Thanks, actually I should get the notification also.

Answer 85

OK I see you're back.

Answer 86

Yes sorry net problem. Got hang. I got a and b as a fraction is that correct?

Answer 87

So Can you tell me now what you got for A and B?

Answer 88

3/2 and 1/5

Answer 89

I assume you mean A = 3/2 and B = 1/5. Only one of them is correct.

Answer 90

Please go back double check your work.

Answer 91

oh really? is it 2/3 then?

Answer 92

Which one do you think is incorrect and no, neither of them are 2/3. This is why I said that if you show me all your steps then I can see where you may have gone wrong.

Answer 93

Fine I'll make it a little easy for you. B = 1/5 is correct. A is wrong.

Answer 94

okay wait hold on ill figure it out

Answer 95

Take your time.

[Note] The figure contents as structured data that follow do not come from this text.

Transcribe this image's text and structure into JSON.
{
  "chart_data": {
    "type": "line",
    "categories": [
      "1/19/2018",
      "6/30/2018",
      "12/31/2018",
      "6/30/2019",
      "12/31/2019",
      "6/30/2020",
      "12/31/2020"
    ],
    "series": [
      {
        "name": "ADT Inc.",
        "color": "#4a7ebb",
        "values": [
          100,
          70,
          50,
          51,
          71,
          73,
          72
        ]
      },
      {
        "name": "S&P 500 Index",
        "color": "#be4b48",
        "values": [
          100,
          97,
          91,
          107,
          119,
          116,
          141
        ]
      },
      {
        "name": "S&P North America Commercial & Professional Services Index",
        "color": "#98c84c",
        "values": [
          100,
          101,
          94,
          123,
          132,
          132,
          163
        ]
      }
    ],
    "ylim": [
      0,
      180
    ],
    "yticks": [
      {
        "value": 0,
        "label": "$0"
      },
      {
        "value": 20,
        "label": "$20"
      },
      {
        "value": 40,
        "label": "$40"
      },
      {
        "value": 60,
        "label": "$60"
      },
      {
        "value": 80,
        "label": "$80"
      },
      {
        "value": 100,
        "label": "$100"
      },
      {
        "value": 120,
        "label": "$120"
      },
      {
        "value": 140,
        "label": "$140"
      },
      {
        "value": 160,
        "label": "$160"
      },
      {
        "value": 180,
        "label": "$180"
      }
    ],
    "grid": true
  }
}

I just want you to understand and be able to solve future problems with confidence.

Answer 96

okay thanks. @calculusfunctions i need to go now. i hope u'll be there for me if i have further questions needed to be asked. i perfectly understand it now. thanks!

Answer 97

For you reference before you go, you should have A = 3/5 and B= 1/5. And the final answer should be\[\frac{ 3 }{ 10 }\ln (2\tan x +3)+\frac{ 1 }{ 5 }\ln (\tan x -1)+c\]Otherwise, other than that careless mistake,you did great!